Hi Graeme,
On Fri, 15 Oct 2004, Graeme Stewart wrote:
My apologies, I wasn't exactly sure what information would be helpful to resolve this issue.
I have a straight-forward approach to the amount of information needed when trying to solve a problem; just give me all you got and I'll sift through it to see what is useful and what not ;).
If I sounded a bit harsh it was because I woke up at 4 am while I could sleep until at least 7 am ;).
- stunnel has logging? - Told you I hadn't used it much.
That logging probably holds the solution to your problem. Because it probably holds the problem ;). I don't know what OS you're using; if it's debian linux you'll find the logging in /var/log/daemon.log, otherwise most likely in /var/log/messages. Can you check that logging to see what it says regarding stunnel?
If the logging is not present, uncomment these settings and check the stunnel.log.

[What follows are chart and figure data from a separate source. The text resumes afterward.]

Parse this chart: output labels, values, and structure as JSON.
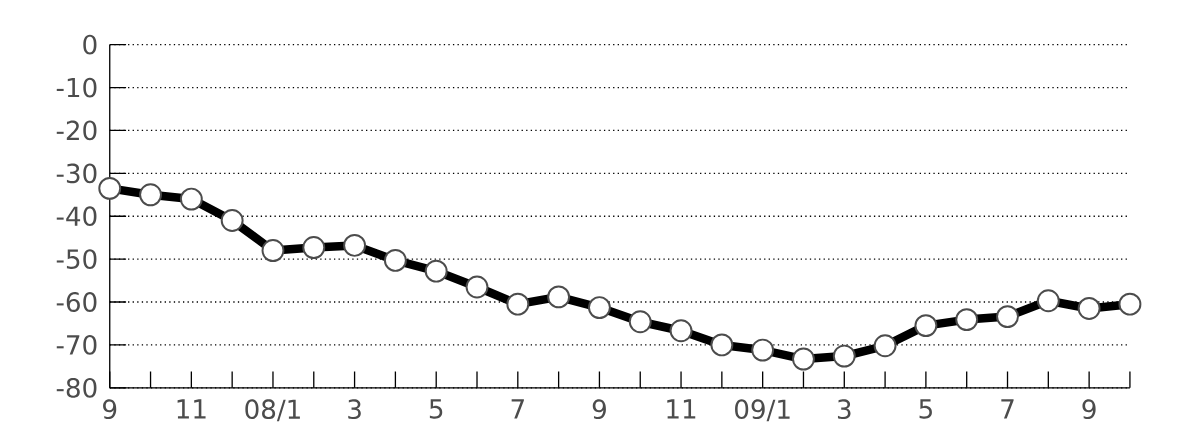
{
  "chart_data": {
    "type": "line",
    "categories": [
      "9",
      null,
      "11",
      null,
      "08/1",
      null,
      "3",
      null,
      "5",
      null,
      "7",
      null,
      "9",
      null,
      "11",
      null,
      "09/1",
      null,
      "3",
      null,
      "5",
      null,
      "7",
      null,
      "9",
      null
    ],
    "series": [
      {
        "color": "#000000",
        "values": [
          -33.5,
          -35,
          -36,
          -41,
          -48,
          -47.3,
          -46.8,
          -50.3,
          -52.8,
          -56.5,
          -60.5,
          -58.8,
          -61.3,
          -64.6,
          -66.7,
          -70,
          -71.2,
          -73.3,
          -72.6,
          -70.2,
          -65.5,
          -64.1,
          -63.4,
          -59.7,
          -61.5,
          -60.5
        ]
      }
    ],
    "ylim": [
      -80,
      0
    ],
    "yticks": [
      0,
      -10,
      -20,
      -30,
      -40,
      -50,
      -60,
      -70,
      -80
    ],
    "grid": "y",
    "marker": "circle",
    "line_style": "solid"
  }
}
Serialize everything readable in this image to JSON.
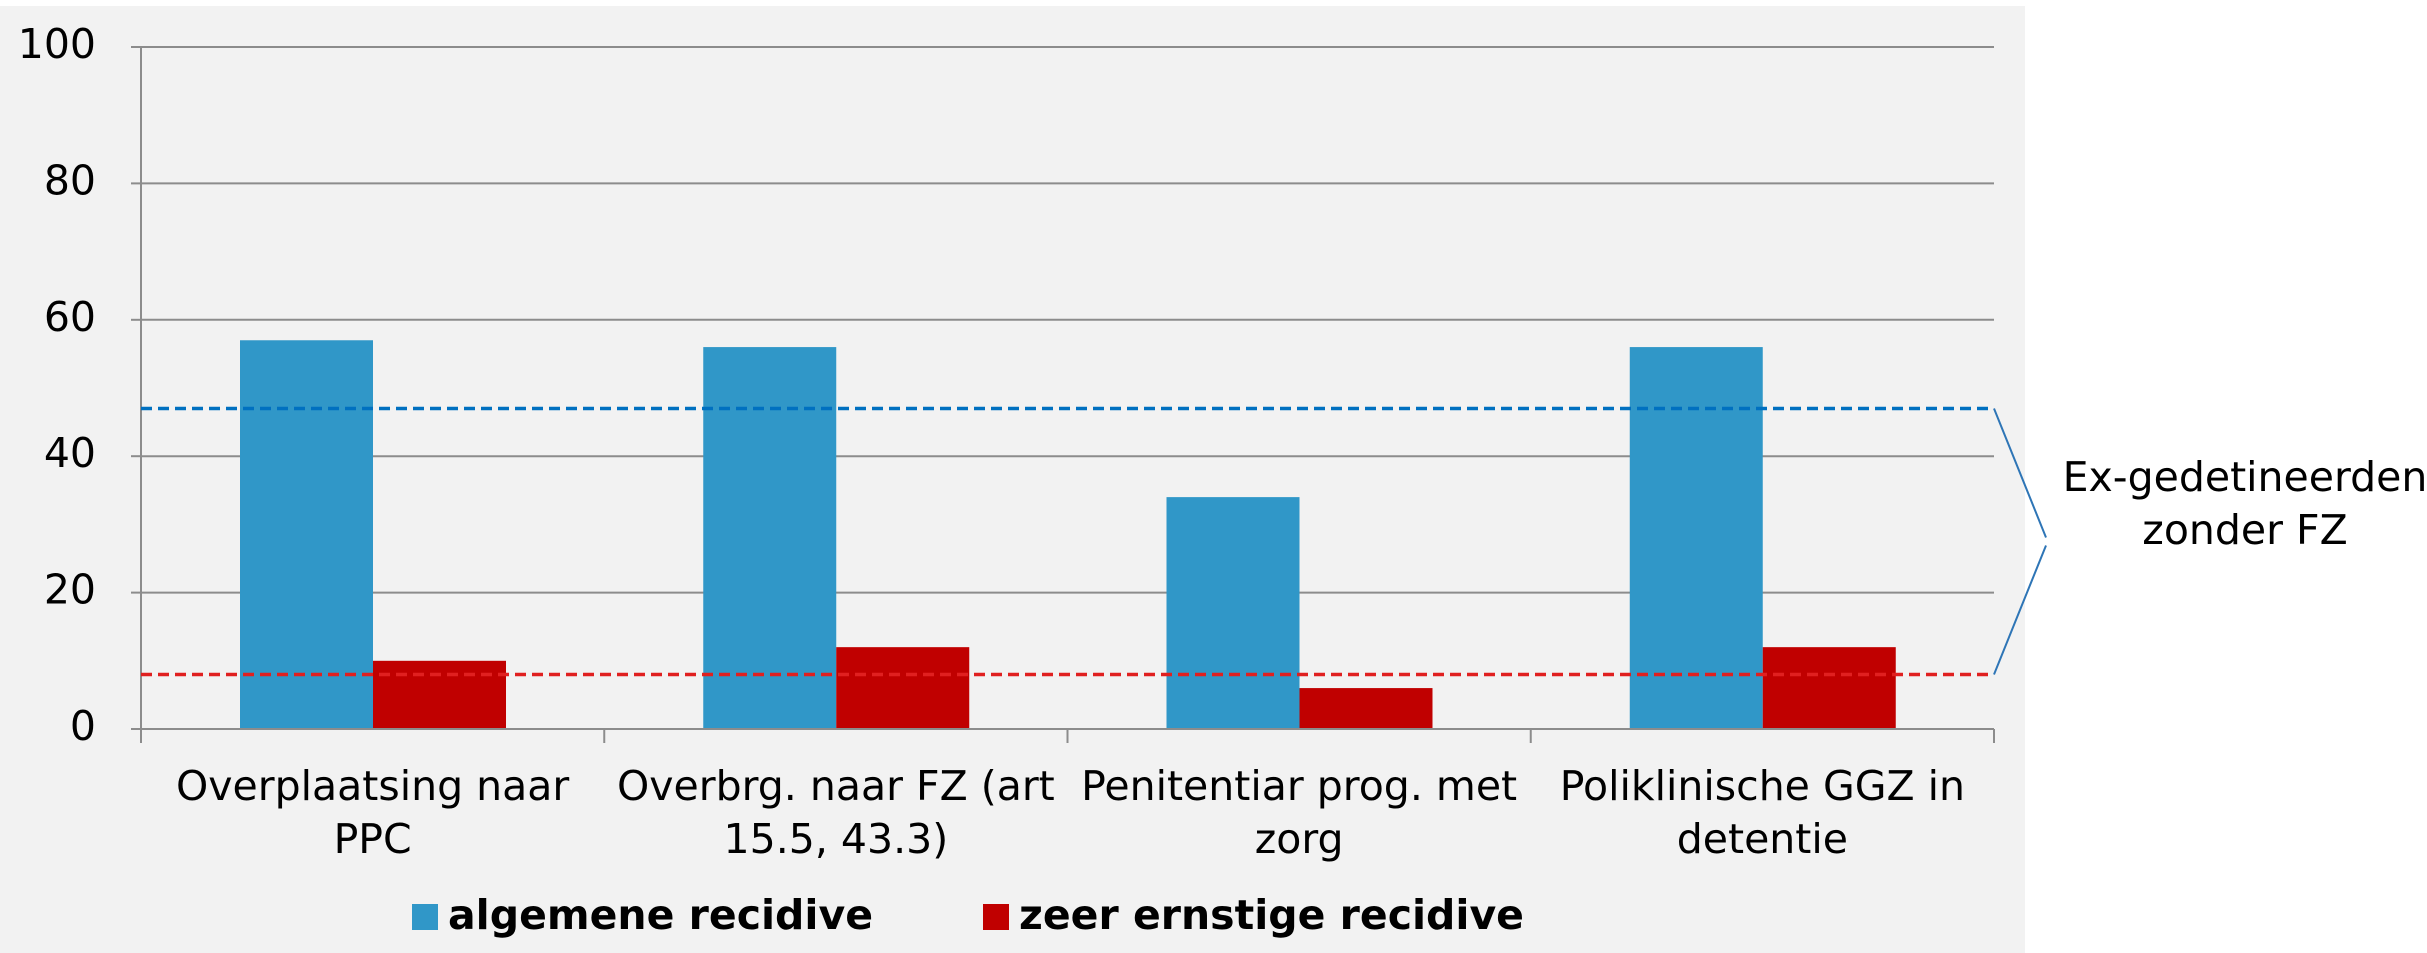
{
  "chart_data": {
    "type": "bar",
    "categories": [
      "Overplaatsing naar PPC",
      "Overbrg. naar FZ (art 15.5, 43.3)",
      "Penitentiar prog. met zorg",
      "Poliklinische GGZ in detentie"
    ],
    "series": [
      {
        "name": "algemene recidive",
        "color": "#3097c8",
        "values": [
          57,
          56,
          34,
          56
        ]
      },
      {
        "name": "zeer ernstige recidive",
        "color": "#c00000",
        "values": [
          10,
          12,
          6,
          12
        ]
      }
    ],
    "reference_lines": [
      {
        "value": 47,
        "color": "#0070c0"
      },
      {
        "value": 8,
        "color": "#e02020"
      }
    ],
    "annotation": "Ex-gedetineerden zonder FZ",
    "ylim": [
      0,
      100
    ],
    "yticks": [
      0,
      20,
      40,
      60,
      80,
      100
    ],
    "grid": true,
    "legend": "bottom"
  }
}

#debug = 7 #output = stunnel.log
It could be the tcpwrapper is complaining. Wouldn't surprise me.
[https] accept=localhost:8080 connect=targetsite.com:443 TIMEOUTclose=0 transparent=yes
- shouldn't the link be transparent to the application utilizing it?
Nah, because it can't be. You can make it transparent to the receiving application, if I understand the feature correctly. I've never used it; all my servers are FreeBSD hence it wouldn't work on that side.
Consider this setup to secure an otherwise unsecured imap connection between a client that can't do ssl and a server that can't do ssl:
pine -imap-> localhost-stunnel --imap-over-ssl-> remotehost-stunnel --plain imap->imap-server
the imap-server now considers the connection to originate from the remotehost-stunnel. The transparent-yes feature should make it possible to let the imap-server think it is in fact talking to my localhost-stunnel.
So it has to do with the 'serverside-stunnel', not with the client-side stunnel.